LaRouche concluded with a stark warning:

“If you think that this system is going to continue, and you can find some way to get out of this problem, you can not get out of this problem, because you are the problem! Your failure to do Glass-Steagall, is the problem. And it’s your failure! Don’t blame somebody else: If you didn’t force through Glass-Steagall, it’s your fault, and it continues to be your fault! It’s your mistake, which is continuing!

“And that’s the situation we have in Europe, and that, really, is also the situation in the United States.

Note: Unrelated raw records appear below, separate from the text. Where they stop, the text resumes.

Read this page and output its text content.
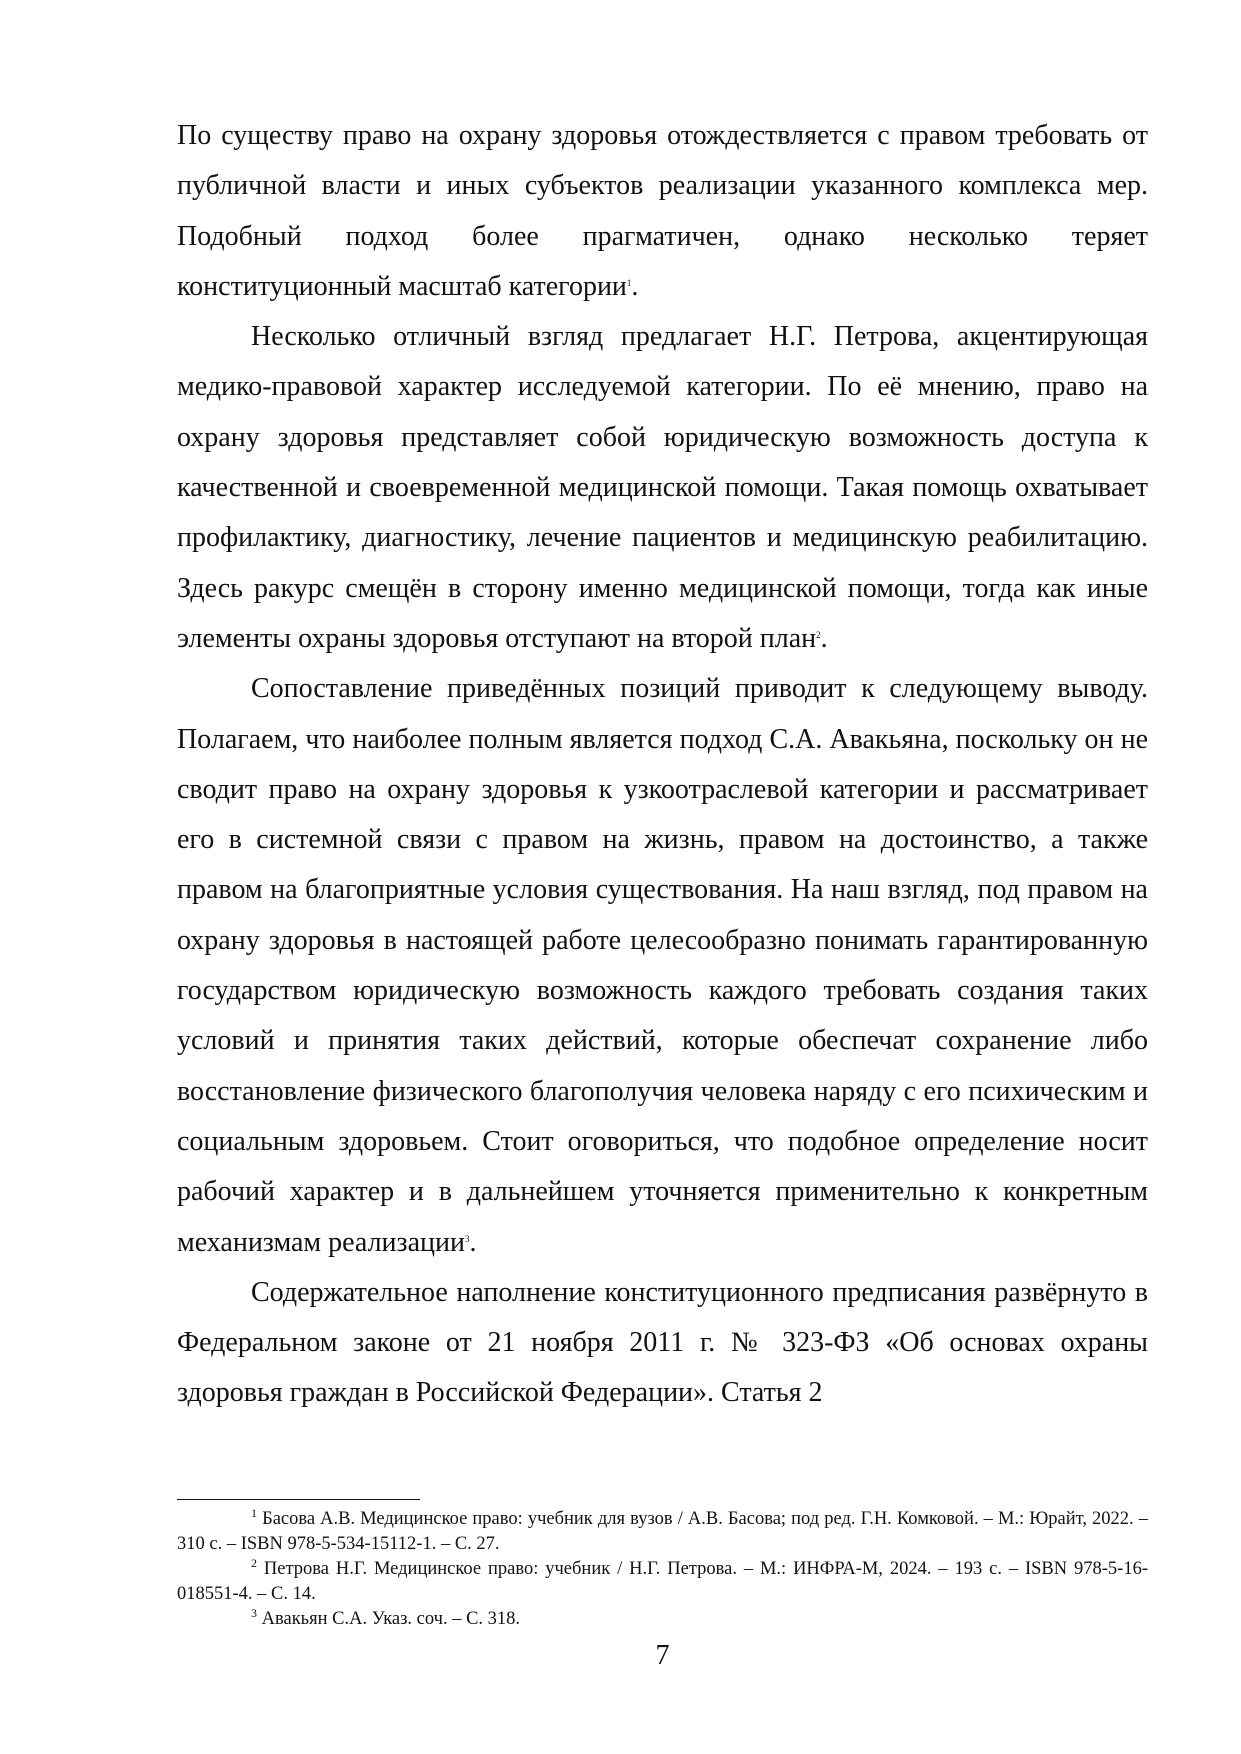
По существу право на охрану здоровья отождествляется с правом требовать от публичной власти и иных субъектов реализации указанного комплекса мер. Подобный подход более прагматичен, однако несколько теряет конституционный масштаб категории$^1$.

Несколько отличный взгляд предлагает Н.Г. Петрова, акцентирующая медико-правовой характер исследуемой категории. По её мнению, право на охрану здоровья представляет собой юридическую возможность доступа к качественной и своевременной медицинской помощи. Такая помощь охватывает профилактику, диагностику, лечение пациентов и медицинскую реабилитацию. Здесь ракурс смещён в сторону именно медицинской помощи, тогда как иные элементы охраны здоровья отступают на второй план$^2$.

Сопоставление приведённых позиций приводит к следующему выводу. Полагаем, что наиболее полным является подход С.А. Авакьяна, поскольку он не сводит право на охрану здоровья к узкоотраслевой категории и рассматривает его в системной связи с правом на жизнь, правом на достоинство, а также правом на благоприятные условия существования. На наш взгляд, под правом на охрану здоровья в настоящей работе целесообразно понимать гарантированную государством юридическую возможность каждого требовать создания таких условий и принятия таких действий, которые обеспечат сохранение либо восстановление физического благополучия человека наряду с его психическим и социальным здоровьем. Стоит оговориться, что подобное определение носит рабочий характер и в дальнейшем уточняется применительно к конкретным механизмам реализации$^3$.

Содержательное наполнение конституционного предписания развёрнуто в Федеральном законе от 21 ноября 2011 г. № 323-ФЗ «Об основах охраны здоровья граждан в Российской Федерации». Статья 2

$^1$ Басова А.В. Медицинское право: учебник для вузов / А.В. Басова; под ред. Г.Н. Комковой. – М.: Юрайт, 2022. – 310 с. – ISBN 978-5-534-15112-1. – С. 27.

$^2$ Петрова Н.Г. Медицинское право: учебник / Н.Г. Петрова. – М.: ИНФРА-М, 2024. – 193 с. – ISBN 978-5-16-018551-4. – С. 14.

$^3$ Авакьян С.А. Указ. соч. – С. 318.

7
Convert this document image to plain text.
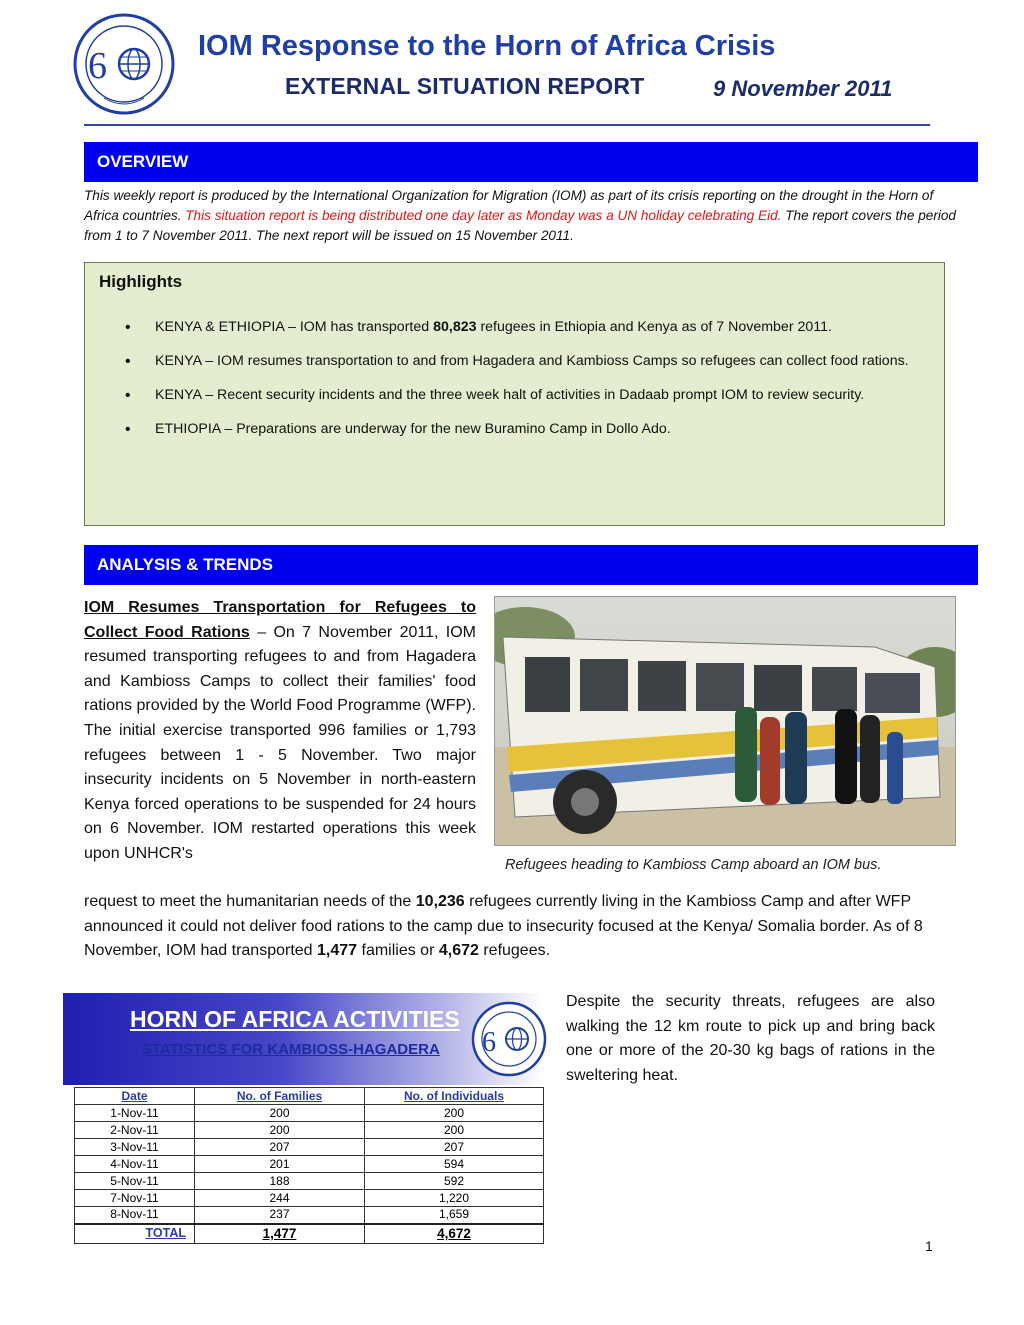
6	IOM Response to the Horn of Africa Crisis
EXTERNAL SITUATION REPORT	9 November 2011
OVERVIEW

This weekly report is produced by the International Organization for Migration (IOM) as part of its crisis reporting on the drought in the Horn of Africa countries. This situation report is being distributed one day later as Monday was a UN holiday celebrating Eid. The report covers the period from 1 to 7 November 2011. The next report will be issued on 15 November 2011.

Highlights
• KENYA & ETHIOPIA – IOM has transported 80,823 refugees in Ethiopia and Kenya as of 7 November 2011.
• KENYA – IOM resumes transportation to and from Hagadera and Kambioss Camps so refugees can collect food rations.
• KENYA – Recent security incidents and the three week halt of activities in Dadaab prompt IOM to review security.
• ETHIOPIA – Preparations are underway for the new Buramino Camp in Dollo Ado.
ANALYSIS & TRENDS

IOM Resumes Transportation for Refugees to Collect Food Rations – On 7 November 2011, IOM resumed transporting refugees to and from Hagadera and Kambioss Camps to collect their families' food rations provided by the World Food Programme (WFP). The initial exercise transported 996 families or 1,793 refugees between 1 - 5 November. Two major insecurity incidents on 5 November in north-eastern Kenya forced operations to be suspended for 24 hours on 6 November. IOM restarted operations this week upon UNHCR's

Refugees heading to Kambioss Camp aboard an IOM bus.

request to meet the humanitarian needs of the 10,236 refugees currently living in the Kambioss Camp and after WFP announced it could not deliver food rations to the camp due to insecurity focused at the Kenya/ Somalia border. As of 8 November, IOM had transported 1,477 families or 4,672 refugees.

HORN OF AFRICA ACTIVITIES
STATISTICS FOR KAMBIOSS-HAGADERA 6
Date	No. of Families	No. of Individuals
1-Nov-11	200	200
2-Nov-11	200	200
3-Nov-11	207	207
4-Nov-11	201	594
5-Nov-11	188	592
7-Nov-11	244	1,220
8-Nov-11	237	1,659
TOTAL	1,477	4,672

Despite the security threats, refugees are also walking the 12 km route to pick up and bring back one or more of the 20-30 kg bags of rations in the sweltering heat.

1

“But that’s where we are! It’s exactly the situation we face now, and there’s no other discussion that really means much, until we can decide to end the bailout, and to absolutely cancel all illegitimate debt—that is, bailout debt!

“There’s only one solution: The solution is, get rid of the illegitimate disease, the hyperinflation! Get rid of the hyperinflationary factor. Cancel the hyperinflation! Don’t pay those debts! Don’t cancel them, just don’t pay them! You declare them outside the economy, outside the responsibility of government: We can no longer afford to sustain you, therefore, you’ll have to find other remedies of your own. That’s where you are. It had to come, it has been coming.”